Making the Switch

I have officially switched from a summer camp teacher to an after-school program one. I’m entering week three for a couple of the classes and week two for the others. I slightly modified my first day of camp script and have added some dismissal procedures to the build ones.

What I’ve really learned so far is that each of these procedures needs to be refined and adapted. There isn’t a one size fits all approach, especially when it comes to dismissal. I have been able to decide on a clean up procedure that works across classes though.

Opportunities to Reflect

When I started getting my program rosters for the first session of classes, I noticed an extra page for notes. This has been a very valuable way for me to jot down the specifics of changes that need to happen. For instance, I initially gave a class five minutes to clean up. They ended up needing a lot more. So I added to my notes that class ends earlier until their clean up gets speedier.

There is another full class that is half kindergarteners. After a hectic first week, I was able to chat with my assistant teacher and come up with some options to make the next week run more smoothly. Those notes have also ended up in the provided space.

Failure to Follow Through

While I’m thinking about that particular class, I have realized that I’ve failed to follow through with my 123 consequences.
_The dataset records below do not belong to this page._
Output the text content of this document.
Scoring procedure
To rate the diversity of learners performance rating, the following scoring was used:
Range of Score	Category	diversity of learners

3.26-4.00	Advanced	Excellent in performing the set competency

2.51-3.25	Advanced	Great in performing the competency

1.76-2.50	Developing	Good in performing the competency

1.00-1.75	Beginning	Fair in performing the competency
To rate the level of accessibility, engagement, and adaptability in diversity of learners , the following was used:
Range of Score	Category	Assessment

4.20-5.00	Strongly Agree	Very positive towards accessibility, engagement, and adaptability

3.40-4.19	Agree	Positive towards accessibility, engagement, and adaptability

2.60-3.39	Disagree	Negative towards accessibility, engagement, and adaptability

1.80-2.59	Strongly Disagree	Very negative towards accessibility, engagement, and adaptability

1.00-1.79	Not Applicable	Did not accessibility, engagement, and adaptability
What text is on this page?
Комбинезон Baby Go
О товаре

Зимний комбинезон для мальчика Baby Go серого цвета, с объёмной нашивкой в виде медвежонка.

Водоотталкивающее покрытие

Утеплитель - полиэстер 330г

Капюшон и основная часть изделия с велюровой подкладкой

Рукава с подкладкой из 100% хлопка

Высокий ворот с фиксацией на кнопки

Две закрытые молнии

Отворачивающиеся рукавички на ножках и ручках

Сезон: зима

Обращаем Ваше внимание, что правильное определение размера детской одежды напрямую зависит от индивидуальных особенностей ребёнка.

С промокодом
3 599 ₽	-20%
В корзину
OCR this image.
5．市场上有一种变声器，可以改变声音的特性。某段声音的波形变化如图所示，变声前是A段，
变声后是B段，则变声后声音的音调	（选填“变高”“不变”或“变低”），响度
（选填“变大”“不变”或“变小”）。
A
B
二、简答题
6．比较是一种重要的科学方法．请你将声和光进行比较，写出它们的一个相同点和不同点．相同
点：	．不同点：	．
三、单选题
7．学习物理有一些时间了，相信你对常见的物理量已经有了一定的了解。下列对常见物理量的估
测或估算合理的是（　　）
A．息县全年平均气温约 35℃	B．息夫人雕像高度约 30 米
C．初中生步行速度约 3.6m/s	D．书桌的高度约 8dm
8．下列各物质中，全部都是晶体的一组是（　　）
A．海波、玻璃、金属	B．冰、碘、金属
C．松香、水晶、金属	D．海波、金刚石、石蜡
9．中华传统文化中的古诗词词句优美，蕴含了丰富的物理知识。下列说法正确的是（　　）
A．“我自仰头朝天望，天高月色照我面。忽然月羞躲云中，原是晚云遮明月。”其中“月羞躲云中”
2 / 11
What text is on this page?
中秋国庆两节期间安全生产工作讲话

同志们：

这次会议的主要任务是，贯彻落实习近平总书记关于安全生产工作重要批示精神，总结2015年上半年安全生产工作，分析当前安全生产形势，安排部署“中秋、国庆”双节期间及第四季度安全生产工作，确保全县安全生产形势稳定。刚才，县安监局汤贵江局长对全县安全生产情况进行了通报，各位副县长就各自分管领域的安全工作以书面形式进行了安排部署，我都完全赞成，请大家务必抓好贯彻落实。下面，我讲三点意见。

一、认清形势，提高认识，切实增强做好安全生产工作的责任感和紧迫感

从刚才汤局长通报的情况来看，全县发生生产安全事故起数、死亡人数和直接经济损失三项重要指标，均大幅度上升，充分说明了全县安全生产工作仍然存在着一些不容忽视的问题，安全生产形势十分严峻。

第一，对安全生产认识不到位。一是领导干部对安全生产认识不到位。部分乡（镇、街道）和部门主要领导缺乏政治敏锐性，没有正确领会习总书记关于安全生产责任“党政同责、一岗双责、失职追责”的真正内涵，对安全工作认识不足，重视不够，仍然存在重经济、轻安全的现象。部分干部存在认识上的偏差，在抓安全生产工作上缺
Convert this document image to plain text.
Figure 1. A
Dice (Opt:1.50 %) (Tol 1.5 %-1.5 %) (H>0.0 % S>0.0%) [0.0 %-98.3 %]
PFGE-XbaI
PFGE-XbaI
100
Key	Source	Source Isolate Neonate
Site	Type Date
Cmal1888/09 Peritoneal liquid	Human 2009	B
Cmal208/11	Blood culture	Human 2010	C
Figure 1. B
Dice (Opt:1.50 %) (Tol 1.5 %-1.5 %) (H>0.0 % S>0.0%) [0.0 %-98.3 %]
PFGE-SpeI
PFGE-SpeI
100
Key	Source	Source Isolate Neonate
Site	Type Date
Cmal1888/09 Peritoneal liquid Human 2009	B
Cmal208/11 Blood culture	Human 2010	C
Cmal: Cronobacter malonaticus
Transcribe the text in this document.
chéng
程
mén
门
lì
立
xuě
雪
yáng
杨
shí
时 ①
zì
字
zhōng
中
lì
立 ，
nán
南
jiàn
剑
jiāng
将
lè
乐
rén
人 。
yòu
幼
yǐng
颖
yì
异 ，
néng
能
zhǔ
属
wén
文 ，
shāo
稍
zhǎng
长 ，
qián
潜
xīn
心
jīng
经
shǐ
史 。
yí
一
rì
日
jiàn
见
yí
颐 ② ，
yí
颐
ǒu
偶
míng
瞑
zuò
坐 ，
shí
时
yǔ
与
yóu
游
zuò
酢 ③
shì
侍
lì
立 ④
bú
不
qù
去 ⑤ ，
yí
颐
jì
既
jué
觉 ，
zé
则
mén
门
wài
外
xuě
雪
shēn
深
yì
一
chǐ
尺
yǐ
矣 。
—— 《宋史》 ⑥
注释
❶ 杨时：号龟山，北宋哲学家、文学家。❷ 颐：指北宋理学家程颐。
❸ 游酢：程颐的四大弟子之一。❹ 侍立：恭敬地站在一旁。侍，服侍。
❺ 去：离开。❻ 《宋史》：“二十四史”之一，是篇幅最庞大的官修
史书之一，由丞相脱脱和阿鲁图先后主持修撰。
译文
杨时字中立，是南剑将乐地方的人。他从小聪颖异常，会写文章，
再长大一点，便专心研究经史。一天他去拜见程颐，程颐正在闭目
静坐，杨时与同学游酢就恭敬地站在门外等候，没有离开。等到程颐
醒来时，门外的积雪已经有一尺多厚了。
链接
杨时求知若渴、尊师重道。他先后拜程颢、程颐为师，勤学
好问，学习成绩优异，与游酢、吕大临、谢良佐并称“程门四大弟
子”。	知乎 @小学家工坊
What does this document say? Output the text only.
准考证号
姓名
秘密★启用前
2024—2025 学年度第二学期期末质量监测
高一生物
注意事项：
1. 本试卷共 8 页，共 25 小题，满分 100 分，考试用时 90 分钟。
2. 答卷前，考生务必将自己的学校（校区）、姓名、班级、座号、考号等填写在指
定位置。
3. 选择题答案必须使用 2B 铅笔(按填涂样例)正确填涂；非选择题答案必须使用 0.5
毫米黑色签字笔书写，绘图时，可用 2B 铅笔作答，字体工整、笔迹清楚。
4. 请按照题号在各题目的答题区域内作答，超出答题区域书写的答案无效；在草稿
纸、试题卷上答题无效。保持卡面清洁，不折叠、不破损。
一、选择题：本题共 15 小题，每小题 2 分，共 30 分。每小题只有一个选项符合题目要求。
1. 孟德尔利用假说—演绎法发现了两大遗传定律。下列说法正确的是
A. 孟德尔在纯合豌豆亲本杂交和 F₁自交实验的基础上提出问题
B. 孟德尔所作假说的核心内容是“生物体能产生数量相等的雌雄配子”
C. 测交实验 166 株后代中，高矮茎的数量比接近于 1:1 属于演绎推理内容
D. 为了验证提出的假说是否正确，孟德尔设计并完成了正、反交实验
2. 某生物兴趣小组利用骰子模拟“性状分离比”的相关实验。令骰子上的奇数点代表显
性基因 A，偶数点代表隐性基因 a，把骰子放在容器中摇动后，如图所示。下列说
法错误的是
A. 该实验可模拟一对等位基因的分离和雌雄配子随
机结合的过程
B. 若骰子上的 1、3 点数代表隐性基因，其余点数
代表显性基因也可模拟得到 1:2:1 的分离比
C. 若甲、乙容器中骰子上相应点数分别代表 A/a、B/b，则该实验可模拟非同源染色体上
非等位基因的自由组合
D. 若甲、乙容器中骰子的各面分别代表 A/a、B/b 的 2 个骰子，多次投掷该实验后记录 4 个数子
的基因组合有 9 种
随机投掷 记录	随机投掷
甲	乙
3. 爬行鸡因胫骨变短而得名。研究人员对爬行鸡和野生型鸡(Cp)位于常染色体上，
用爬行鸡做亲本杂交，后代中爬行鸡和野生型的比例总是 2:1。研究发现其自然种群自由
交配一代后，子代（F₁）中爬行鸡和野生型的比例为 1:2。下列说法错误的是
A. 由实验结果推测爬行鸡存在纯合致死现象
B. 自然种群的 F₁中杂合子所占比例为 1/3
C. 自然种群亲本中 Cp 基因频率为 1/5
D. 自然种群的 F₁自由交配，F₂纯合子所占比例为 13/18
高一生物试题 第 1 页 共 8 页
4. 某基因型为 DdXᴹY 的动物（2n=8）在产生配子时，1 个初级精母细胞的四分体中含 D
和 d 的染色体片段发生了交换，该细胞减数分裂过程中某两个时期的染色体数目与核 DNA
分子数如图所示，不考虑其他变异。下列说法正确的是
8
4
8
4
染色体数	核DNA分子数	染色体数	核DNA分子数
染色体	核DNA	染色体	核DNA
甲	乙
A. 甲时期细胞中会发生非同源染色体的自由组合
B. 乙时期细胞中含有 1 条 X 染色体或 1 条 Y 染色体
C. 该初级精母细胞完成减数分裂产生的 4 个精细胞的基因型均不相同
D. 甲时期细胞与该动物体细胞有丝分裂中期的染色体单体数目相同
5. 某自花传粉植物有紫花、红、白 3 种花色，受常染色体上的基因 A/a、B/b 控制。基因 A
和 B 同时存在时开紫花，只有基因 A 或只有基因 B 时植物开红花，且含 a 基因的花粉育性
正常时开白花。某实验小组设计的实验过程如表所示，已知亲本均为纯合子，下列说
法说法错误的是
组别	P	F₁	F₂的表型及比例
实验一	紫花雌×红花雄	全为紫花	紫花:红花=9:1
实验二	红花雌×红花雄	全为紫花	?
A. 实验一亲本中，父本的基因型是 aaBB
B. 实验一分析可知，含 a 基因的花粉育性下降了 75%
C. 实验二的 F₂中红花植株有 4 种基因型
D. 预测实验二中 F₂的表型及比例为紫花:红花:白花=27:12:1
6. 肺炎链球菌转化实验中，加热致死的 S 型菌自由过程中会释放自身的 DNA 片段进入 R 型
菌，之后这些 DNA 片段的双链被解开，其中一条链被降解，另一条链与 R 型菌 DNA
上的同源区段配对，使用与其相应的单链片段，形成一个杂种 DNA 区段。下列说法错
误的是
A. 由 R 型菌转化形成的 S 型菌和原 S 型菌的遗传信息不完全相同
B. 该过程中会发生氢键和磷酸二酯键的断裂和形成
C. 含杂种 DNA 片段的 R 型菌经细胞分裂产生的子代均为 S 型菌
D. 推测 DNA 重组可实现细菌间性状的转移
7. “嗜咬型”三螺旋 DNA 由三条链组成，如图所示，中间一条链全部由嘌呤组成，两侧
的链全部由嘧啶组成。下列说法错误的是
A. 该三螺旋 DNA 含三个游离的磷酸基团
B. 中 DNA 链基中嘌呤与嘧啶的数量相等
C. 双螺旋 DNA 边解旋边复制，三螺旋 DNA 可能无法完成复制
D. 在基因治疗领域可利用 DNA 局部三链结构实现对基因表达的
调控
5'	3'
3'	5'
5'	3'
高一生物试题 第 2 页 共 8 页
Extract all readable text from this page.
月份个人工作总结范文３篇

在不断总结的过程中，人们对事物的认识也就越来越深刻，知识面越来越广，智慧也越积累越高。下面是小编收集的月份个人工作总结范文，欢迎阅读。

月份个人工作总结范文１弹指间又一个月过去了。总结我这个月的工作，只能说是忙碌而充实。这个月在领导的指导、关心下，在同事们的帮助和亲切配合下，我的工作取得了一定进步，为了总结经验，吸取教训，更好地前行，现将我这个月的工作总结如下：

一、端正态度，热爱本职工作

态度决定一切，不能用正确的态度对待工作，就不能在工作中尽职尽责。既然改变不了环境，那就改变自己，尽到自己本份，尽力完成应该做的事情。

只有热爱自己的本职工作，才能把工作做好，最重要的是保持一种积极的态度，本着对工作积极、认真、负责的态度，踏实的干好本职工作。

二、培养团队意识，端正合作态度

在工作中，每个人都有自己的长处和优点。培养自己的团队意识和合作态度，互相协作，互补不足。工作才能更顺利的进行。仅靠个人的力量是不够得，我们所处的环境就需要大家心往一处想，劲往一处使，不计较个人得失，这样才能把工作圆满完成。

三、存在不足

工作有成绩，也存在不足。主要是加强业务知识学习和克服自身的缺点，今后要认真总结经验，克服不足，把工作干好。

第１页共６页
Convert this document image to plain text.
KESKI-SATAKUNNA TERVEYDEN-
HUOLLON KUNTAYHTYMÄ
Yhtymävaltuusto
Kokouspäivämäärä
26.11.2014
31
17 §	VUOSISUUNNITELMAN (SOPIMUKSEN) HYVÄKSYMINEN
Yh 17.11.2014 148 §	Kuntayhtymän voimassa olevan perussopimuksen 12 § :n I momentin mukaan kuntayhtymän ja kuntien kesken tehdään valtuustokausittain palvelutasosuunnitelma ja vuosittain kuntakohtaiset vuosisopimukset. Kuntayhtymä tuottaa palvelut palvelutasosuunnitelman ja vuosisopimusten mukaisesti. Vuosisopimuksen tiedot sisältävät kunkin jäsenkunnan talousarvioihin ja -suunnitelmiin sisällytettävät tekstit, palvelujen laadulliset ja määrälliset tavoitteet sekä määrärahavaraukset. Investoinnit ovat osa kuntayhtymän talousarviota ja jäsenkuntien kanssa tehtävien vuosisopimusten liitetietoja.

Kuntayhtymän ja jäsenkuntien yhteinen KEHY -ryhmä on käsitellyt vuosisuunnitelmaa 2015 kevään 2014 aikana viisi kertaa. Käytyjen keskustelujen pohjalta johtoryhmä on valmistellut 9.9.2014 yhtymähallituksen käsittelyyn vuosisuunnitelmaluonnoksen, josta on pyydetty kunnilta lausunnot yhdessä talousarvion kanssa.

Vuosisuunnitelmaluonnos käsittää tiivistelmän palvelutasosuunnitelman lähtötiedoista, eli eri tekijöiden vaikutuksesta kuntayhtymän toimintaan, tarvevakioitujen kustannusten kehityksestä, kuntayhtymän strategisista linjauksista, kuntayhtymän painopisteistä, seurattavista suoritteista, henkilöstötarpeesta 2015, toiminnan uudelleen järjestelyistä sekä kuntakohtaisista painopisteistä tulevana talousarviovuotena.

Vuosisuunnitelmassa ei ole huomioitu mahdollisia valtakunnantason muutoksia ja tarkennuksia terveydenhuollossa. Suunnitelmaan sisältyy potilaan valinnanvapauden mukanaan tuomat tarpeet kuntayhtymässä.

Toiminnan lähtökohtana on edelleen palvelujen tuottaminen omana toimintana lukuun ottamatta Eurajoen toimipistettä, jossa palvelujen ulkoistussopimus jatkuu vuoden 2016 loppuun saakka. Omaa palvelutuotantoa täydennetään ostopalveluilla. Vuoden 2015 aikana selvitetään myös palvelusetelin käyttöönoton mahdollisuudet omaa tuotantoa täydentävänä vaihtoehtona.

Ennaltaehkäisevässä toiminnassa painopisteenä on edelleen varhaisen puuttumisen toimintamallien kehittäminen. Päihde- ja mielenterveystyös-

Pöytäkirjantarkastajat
There was at least one child who got several warnings to listen and never proceeded through the rest of the consequences. I need to remind myself to say, “You are not listening, this is your only warning” and follow it up with “You are still not listening, you must sit out for two minutes.”

I am afraid, though, because the student who needs this is only four or five years old. This is a pretty big class, and I don’t really have time to deal with tears. It is definitely part of meaning business so if I do this consistently and with everyone in the class, that kiddo shouldn’t feel singled out.

Clean-up Procedure

For my own records, I would like to record the clean-up procedure I have decided on. First, I will clap to get everyone’s attention and announce that it is time to clean up. Students are expected to turn off their motors and start disassembling. I go around and collect them and put them back in my tool kit. Next, I announce that they should check the floor around their space to be sure all of their pieces are collected. If they think they are done cleaning up, they should raise their hand so I know they are ready. Then, students wait at their table for a teacher to approve the organization of their kit. The idea is that if they have not done it correctly, they need to fix it. Once their kit is approved by a teacher, and only then, students are allowed to put their kit in the storage box before lining up, waiting patiently, or helping others.